Famous camera-making company Kodak confirmed this week that it used "weapons-grade uranium" in an underground laboratory at their headquarters in Rochester, New York for nearly 30 years, according to a CNN report.
Eastman Kodak Co. confirmed that the radioactive material was handed over to the United States government in 2007, but took five years for the information to now become public. The material, found in an object called a californium neutron flux multiplier (CFX), was about the size of a refrigerator, noted the report, and used to emit radiation rather than as a reactor.
Eastman Kodak spokesman Christopher Veronda told CNN that the material "could not be readily converted to make a nuclear weapon... Disassembling the device and removing these plates was a process that took highly trained experts more than a day to perform."
The device used chemical element californium as the primary source of neutron radiation, and that stream of neutrons, stated the report, was multiplied as it passed a lattice of "highly enriched uranium U-235, whose nuclear fission released additional neutrons."
The concern over the uranium, despite having been locked away in a bunker completely surrounded by a wall of two-feet thick concrete and inspected on a regular basis, was that it was enriched enough to be used as a nuclear weapons device. A spokesperson for the Nuclear Regulatory Commission told CNN that the uranium found in Kodak's stores was very highly-enriched, to a level of 93.4 percent. The reason it could not be used for nuclear warfare, however, was because there simply was not enough of the radioactive material to make a bomb.
"In this day and age, no one should be allowed to possess nuclear-weapons-usable material without providing an armed defense of that material," Edwin Lyman, a nuclear physicist with the Union of Concerned Scientists, said to CNN. "There really should be an effort to eliminate the use of materials in commercial companies that could be used by terrorists to make nuclear weapons."

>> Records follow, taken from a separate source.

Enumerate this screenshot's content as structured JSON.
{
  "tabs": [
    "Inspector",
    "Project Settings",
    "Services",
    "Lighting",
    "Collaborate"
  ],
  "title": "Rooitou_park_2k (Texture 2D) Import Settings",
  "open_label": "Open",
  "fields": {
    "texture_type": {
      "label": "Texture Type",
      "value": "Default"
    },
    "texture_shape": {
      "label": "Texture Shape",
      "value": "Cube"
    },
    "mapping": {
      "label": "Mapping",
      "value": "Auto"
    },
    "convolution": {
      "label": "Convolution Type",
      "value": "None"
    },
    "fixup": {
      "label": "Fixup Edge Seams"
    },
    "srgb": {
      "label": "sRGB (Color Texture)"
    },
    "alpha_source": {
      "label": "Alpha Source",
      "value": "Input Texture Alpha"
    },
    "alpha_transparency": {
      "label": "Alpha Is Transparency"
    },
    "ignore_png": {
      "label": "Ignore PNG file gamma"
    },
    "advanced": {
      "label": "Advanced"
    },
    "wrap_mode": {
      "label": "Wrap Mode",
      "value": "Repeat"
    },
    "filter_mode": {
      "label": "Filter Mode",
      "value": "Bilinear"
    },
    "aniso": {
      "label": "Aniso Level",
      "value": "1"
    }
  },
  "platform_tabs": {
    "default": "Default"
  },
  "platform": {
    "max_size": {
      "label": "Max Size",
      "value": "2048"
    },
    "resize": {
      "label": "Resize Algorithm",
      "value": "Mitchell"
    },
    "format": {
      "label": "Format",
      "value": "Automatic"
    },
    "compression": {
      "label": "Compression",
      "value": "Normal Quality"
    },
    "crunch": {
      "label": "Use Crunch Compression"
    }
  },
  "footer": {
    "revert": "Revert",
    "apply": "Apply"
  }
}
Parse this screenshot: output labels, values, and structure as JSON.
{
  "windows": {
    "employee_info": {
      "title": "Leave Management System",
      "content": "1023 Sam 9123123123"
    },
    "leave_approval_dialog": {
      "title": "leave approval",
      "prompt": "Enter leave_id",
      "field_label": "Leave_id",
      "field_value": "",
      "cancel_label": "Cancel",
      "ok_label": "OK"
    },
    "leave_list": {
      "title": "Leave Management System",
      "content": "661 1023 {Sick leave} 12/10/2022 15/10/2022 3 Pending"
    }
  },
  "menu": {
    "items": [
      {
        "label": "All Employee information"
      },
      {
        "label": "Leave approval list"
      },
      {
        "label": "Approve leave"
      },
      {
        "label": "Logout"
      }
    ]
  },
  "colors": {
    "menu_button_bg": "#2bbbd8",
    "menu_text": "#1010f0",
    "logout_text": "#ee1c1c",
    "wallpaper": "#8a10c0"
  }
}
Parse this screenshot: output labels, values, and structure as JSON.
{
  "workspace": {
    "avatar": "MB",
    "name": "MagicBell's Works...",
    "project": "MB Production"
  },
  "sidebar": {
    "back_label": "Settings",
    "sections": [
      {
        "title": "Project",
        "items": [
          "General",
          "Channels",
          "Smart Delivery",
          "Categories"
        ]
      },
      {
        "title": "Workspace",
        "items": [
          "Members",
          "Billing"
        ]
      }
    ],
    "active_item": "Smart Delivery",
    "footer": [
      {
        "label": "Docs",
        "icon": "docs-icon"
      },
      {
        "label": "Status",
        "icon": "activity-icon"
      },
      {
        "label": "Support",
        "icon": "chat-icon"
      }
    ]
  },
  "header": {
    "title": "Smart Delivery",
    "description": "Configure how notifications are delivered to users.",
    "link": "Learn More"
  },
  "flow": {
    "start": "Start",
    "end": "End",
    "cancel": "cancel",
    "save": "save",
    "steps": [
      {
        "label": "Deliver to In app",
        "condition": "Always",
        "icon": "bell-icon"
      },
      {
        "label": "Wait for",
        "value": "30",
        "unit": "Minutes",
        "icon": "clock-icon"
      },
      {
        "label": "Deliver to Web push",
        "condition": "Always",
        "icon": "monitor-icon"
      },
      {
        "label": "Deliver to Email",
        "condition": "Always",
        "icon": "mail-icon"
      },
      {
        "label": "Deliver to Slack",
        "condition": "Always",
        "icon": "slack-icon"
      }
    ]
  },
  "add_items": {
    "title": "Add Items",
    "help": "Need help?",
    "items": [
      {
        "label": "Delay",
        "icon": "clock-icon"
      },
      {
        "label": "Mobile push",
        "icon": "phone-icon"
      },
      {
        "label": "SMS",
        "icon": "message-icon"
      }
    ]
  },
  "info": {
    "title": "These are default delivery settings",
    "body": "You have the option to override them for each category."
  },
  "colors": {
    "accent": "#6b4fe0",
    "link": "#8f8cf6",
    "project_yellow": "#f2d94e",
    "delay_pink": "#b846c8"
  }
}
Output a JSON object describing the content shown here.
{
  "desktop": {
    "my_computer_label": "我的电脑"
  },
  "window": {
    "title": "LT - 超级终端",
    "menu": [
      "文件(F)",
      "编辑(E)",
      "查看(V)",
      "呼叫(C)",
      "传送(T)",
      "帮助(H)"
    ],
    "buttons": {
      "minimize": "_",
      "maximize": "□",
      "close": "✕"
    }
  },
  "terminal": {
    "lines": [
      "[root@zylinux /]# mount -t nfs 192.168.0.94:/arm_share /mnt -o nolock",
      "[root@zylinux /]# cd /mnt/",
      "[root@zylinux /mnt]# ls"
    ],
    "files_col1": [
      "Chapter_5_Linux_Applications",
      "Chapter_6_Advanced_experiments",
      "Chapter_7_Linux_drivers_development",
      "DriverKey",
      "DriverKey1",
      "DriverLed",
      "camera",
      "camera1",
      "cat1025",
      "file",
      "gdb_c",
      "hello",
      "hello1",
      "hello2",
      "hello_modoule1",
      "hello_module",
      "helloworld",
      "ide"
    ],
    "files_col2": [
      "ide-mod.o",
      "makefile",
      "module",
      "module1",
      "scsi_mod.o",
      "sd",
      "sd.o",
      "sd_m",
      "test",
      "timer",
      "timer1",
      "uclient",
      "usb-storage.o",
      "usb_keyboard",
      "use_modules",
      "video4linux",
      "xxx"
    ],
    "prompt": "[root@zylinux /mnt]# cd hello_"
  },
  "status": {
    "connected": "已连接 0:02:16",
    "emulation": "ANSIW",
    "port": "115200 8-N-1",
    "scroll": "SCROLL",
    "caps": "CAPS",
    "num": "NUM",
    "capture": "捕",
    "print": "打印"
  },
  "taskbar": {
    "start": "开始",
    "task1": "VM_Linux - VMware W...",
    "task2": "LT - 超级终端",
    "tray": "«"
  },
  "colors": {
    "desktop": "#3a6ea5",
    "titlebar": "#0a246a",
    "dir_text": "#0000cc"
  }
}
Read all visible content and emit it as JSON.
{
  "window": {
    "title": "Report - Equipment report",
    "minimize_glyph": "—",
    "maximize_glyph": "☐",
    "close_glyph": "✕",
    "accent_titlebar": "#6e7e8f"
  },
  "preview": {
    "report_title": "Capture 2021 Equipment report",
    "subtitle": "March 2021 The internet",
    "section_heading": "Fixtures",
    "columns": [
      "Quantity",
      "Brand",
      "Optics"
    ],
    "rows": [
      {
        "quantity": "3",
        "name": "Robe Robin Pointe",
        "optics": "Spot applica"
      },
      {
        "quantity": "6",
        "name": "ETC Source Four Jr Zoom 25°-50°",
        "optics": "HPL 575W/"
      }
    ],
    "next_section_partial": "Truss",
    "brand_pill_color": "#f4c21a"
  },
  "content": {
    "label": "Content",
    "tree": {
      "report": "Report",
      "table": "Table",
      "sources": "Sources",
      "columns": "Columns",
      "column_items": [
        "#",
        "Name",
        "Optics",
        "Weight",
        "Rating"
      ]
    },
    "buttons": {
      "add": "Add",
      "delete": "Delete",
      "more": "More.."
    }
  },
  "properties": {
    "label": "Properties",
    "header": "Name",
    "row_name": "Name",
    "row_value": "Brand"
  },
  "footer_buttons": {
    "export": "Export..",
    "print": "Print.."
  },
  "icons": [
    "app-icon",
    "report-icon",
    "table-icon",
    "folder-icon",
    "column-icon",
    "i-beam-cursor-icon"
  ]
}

Some nuclear reactors outside of the one removed from Kodak still do exist.
"The (Massachusetts Institute of Technology) reactor, and a (university) reactor in Missouri, both still use highly enriched uranium. The Department of Energy would like those reactors to change the way they operate, so they don't have to use bomb material anymore," Lyman said. "But it's technically hard, it costs a lot of money, and there's resistance."